Christ was born into the next sign, Pisces the Fishes, and it is for this reason that we
eat fish on Good Friday, in commemoration of His coming. Tertullian, one of the early
Church Fathers, speaks of Jesus Christ as the "Great Fish," and of us, His
followers, as the "little fishes." These facts are well known, as the following
extract will indicate:

"The
ceremonies of purification by the sprinkling or drenching of the novice with the blood of
bulls or rams were widespread, and were to be found in the rites of Mithra. By this
purification a man was 'born again' and the Christian expression 'washed in the blood of
the Lamb' is undoubtedly a reflection of this idea, the reference thus being clear in the
words of the Epistle to the Hebrews: 'It is not possible that the blood of bulls and of
goats should take away [194] sins.' In this passage the writer goes on to say: 'Having
boldness to enter into the holiest by the blood of Jesus, by a new and living way which he
hath consecrated for us through the veil, that is to say his flesh... let us draw near...

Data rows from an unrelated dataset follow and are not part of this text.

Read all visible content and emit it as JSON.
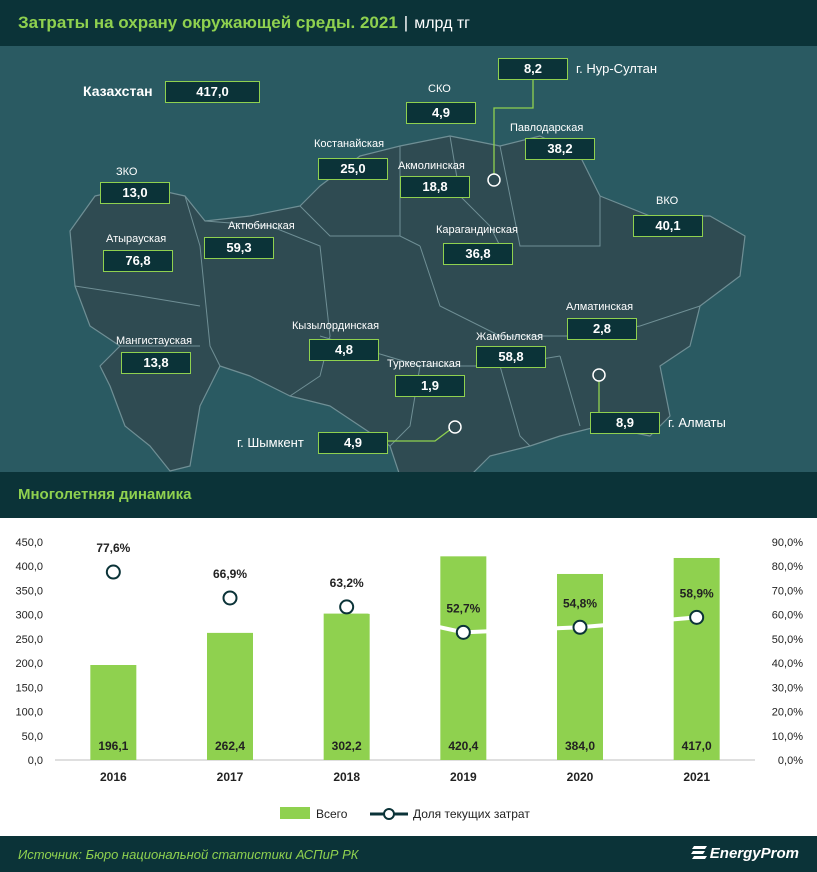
{
  "header": {
    "title": "Затраты на охрану окружающей среды. 2021",
    "separator": "|",
    "unit": "млрд тг"
  },
  "map": {
    "country_label": "Казахстан",
    "country_value": "417,0",
    "regions": [
      {
        "name": "ЗКО",
        "value": "13,0"
      },
      {
        "name": "Атырауская",
        "value": "76,8"
      },
      {
        "name": "Мангистауская",
        "value": "13,8"
      },
      {
        "name": "Актюбинская",
        "value": "59,3"
      },
      {
        "name": "Костанайская",
        "value": "25,0"
      },
      {
        "name": "СКО",
        "value": "4,9"
      },
      {
        "name": "Акмолинская",
        "value": "18,8"
      },
      {
        "name": "Павлодарская",
        "value": "38,2"
      },
      {
        "name": "Карагандинская",
        "value": "36,8"
      },
      {
        "name": "ВКО",
        "value": "40,1"
      },
      {
        "name": "Кызылординская",
        "value": "4,8"
      },
      {
        "name": "Туркестанская",
        "value": "1,9"
      },
      {
        "name": "Жамбылская",
        "value": "58,8"
      },
      {
        "name": "Алматинская",
        "value": "2,8"
      }
    ],
    "cities": [
      {
        "name": "г. Нур-Султан",
        "value": "8,2"
      },
      {
        "name": "г. Шымкент",
        "value": "4,9"
      },
      {
        "name": "г. Алматы",
        "value": "8,9"
      }
    ]
  },
  "dynamics_title": "Многолетняя динамика",
  "chart_data": {
    "type": "bar",
    "categories": [
      "2016",
      "2017",
      "2018",
      "2019",
      "2020",
      "2021"
    ],
    "series": [
      {
        "name": "Всего",
        "type": "bar",
        "axis": "left",
        "values": [
          196.1,
          262.4,
          302.2,
          420.4,
          384.0,
          417.0
        ],
        "labels": [
          "196,1",
          "262,4",
          "302,2",
          "420,4",
          "384,0",
          "417,0"
        ]
      },
      {
        "name": "Доля текущих затрат",
        "type": "line",
        "axis": "right",
        "values": [
          77.6,
          66.9,
          63.2,
          52.7,
          54.8,
          58.9
        ],
        "labels": [
          "77,6%",
          "66,9%",
          "63,2%",
          "52,7%",
          "54,8%",
          "58,9%"
        ]
      }
    ],
    "ylim_left": [
      0,
      450
    ],
    "ylim_right": [
      0,
      90
    ],
    "left_ticks": [
      "0,0",
      "50,0",
      "100,0",
      "150,0",
      "200,0",
      "250,0",
      "300,0",
      "350,0",
      "400,0",
      "450,0"
    ],
    "right_ticks": [
      "0,0%",
      "10,0%",
      "20,0%",
      "30,0%",
      "40,0%",
      "50,0%",
      "60,0%",
      "70,0%",
      "80,0%",
      "90,0%"
    ],
    "legend": "bottom",
    "bar_color": "#8fd14f",
    "line_color": "#ffffff",
    "marker_stroke": "#0b3338"
  },
  "footer": {
    "source": "Источник: Бюро национальной статистики АСПиР РК",
    "brand": "EnergyProm"
  }
}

having our hearts sprinkled from an evil conscience, and our bodies washed with pure
water.' But when we learn that the Mithraic initiation ceremony consisted in entering
boldly into a mysterious underground 'holy of holies' with the eyes veiled, and there
being sprinkled with blood, and washed with water, it is clear that the author of the
Epistle thinking of those Mithraic rites with which everybody at that time must have been
so familiar."
- The Paganism in Our Christianity, by Arthur Weigall, pp. 132, 133.

Christ came
to abolish these sacrifices by showing us their true meaning, and in His Person as perfect
man He died the death of the Cross to show us (in picture form and through actual
demonstration) that divinity can be manifested and can truly express itself only when man,
as man, has died in order that the hidden Christ may live. The lower carnal nature (as St.

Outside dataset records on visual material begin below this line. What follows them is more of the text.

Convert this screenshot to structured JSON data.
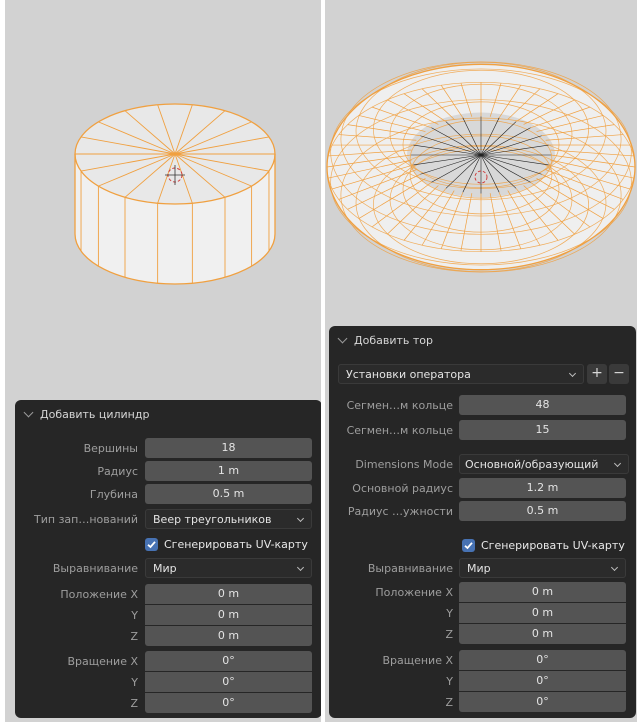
{
  "left": {
    "title": "Добавить цилиндр",
    "vertices": {
      "label": "Вершины",
      "value": "18"
    },
    "radius": {
      "label": "Радиус",
      "value": "1 m"
    },
    "depth": {
      "label": "Глубина",
      "value": "0.5 m"
    },
    "cap_fill": {
      "label": "Тип зап…нований",
      "value": "Веер треугольников"
    },
    "uv_checkbox": {
      "label": "Сгенерировать UV-карту",
      "checked": true
    },
    "align": {
      "label": "Выравнивание",
      "value": "Мир"
    },
    "location": {
      "label_x": "Положение X",
      "label_y": "Y",
      "label_z": "Z",
      "x": "0 m",
      "y": "0 m",
      "z": "0 m"
    },
    "rotation": {
      "label_x": "Вращение X",
      "label_y": "Y",
      "label_z": "Z",
      "x": "0°",
      "y": "0°",
      "z": "0°"
    }
  },
  "right": {
    "title": "Добавить тор",
    "preset": {
      "value": "Установки оператора",
      "add": "+",
      "remove": "−"
    },
    "major_segments": {
      "label": "Сегмен…м кольце",
      "value": "48"
    },
    "minor_segments": {
      "label": "Сегмен…м кольце",
      "value": "15"
    },
    "dimensions_mode": {
      "label": "Dimensions Mode",
      "value": "Основной/образующий"
    },
    "major_radius": {
      "label": "Основной радиус",
      "value": "1.2 m"
    },
    "minor_radius": {
      "label": "Радиус …ужности",
      "value": "0.5 m"
    },
    "uv_checkbox": {
      "label": "Сгенерировать UV-карту",
      "checked": true
    },
    "align": {
      "label": "Выравнивание",
      "value": "Мир"
    },
    "location": {
      "label_x": "Положение X",
      "label_y": "Y",
      "label_z": "Z",
      "x": "0 m",
      "y": "0 m",
      "z": "0 m"
    },
    "rotation": {
      "label_x": "Вращение X",
      "label_y": "Y",
      "label_z": "Z",
      "x": "0°",
      "y": "0°",
      "z": "0°"
    }
  },
  "colors": {
    "viewport": "#d2d2d2",
    "panel": "#262626",
    "field": "#545454",
    "accent": "#4772b3",
    "selection_wire": "#f0a040"
  }
}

Paul loved to call it) must die in order that the higher divine nature may show forth in
all its beauty. The lower self must die in order that the higher self can manifest on
earth. Christ had to die in order that once and for all mankind might learn the lesson
that by the sacrifice of the human nature the divine aspect might be "saved."

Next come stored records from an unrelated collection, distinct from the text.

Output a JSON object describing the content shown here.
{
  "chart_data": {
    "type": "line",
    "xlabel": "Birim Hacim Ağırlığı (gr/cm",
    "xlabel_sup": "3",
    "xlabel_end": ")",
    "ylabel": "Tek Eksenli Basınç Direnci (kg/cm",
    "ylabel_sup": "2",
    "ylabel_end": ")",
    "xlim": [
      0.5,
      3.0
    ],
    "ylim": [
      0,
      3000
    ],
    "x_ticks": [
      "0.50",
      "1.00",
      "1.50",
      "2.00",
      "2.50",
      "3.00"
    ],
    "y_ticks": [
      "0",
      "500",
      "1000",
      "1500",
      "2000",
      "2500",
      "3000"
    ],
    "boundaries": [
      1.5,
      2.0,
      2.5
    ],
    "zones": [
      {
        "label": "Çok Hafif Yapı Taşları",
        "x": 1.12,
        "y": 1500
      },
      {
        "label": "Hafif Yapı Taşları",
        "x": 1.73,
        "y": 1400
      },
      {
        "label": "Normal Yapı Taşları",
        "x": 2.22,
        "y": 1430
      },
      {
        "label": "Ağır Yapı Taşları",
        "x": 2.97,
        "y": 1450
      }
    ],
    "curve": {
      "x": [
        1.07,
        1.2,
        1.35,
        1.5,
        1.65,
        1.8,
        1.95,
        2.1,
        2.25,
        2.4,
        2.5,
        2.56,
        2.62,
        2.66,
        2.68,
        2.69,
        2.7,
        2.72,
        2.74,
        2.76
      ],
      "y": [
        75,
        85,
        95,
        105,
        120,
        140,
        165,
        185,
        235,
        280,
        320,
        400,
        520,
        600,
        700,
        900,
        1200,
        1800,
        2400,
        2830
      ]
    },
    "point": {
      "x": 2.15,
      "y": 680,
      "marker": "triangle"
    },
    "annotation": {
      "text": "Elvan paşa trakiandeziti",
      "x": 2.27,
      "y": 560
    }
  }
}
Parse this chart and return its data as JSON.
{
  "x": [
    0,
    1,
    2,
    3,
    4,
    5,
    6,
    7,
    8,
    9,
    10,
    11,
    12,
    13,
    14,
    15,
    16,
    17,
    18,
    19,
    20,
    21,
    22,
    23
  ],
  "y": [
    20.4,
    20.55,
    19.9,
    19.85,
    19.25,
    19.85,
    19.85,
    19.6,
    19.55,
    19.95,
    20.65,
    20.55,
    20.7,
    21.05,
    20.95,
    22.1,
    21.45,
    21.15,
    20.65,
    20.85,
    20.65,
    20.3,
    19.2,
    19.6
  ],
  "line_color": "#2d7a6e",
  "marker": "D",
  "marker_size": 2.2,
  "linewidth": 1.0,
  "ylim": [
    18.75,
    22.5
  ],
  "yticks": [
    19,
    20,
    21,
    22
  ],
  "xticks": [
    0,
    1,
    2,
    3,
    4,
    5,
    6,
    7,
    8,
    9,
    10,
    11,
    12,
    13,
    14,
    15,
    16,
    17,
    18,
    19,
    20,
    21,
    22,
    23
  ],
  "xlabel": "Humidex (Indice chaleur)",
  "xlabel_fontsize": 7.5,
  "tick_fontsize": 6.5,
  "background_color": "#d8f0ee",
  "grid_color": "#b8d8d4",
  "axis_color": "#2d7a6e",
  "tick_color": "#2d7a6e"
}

Thus Christ summed up in Himself the significance of all the past world sacrifices. That
mysterious truth which had been revealed only to the pledged and trained initiate when he
was ready for the fourth initiation was given out by Christ to the world of men. He
died for all so that all might live. But this is not the doctrine of the vicarious
at-one-ment which was pre-eminently St. Paul's interpretation of the Crucifixion, but the
doctrine which Christ Himself taught - the doctrine of divine immanence (see St. John
XVII), and the doctrine of the God-Man.
Christianity inherited many of its interpretations, and the teachers and interpreters
of the early Christian times were no more free from the thralldom of ancient beliefs than
are we [195] from the interpretations given to Christianity during the past two thousand
years. Christ did give us the teaching that we must die in order to live as Gods, and
therefore He died. He did sum up in Himself all the traditions of the past for He
"not only fulfiled the Judaic Scriptures, but He also fulfiled those of the pagan
world, and therein lay the great appeal of early Christianity. In Him a dozen shadowy Gods
were condensed into a proximate reality; and in His crucifixion the old stories of their
ghastly at-oning sufferings and sacrificial deaths were made actual and given a direct
meaning." (Ibid., p. 166.) But His death was also the consummating act of a life of
sacrifice and service, and the logical outcome of His teaching. Pioneers and those who
reveal to men their next step, those who come forth as the interpreters of the divine
Plan, inevitably are repudiated, and usually die as the result of their courageous
pronouncements. To this rule Christ was no exception. "Advanced Christian thinkers
now regard the Crucifixion of our Lord as the supreme sacrifice made by Him for the sake
of the principles of His teaching. It was the crowning act of His most heroic life, and it
affords such a sublime example to mankind that meditation upon it may be said to produce a
condition of at-one-ment with the Fountainhead of all goodness." (Ibid., p. 166.)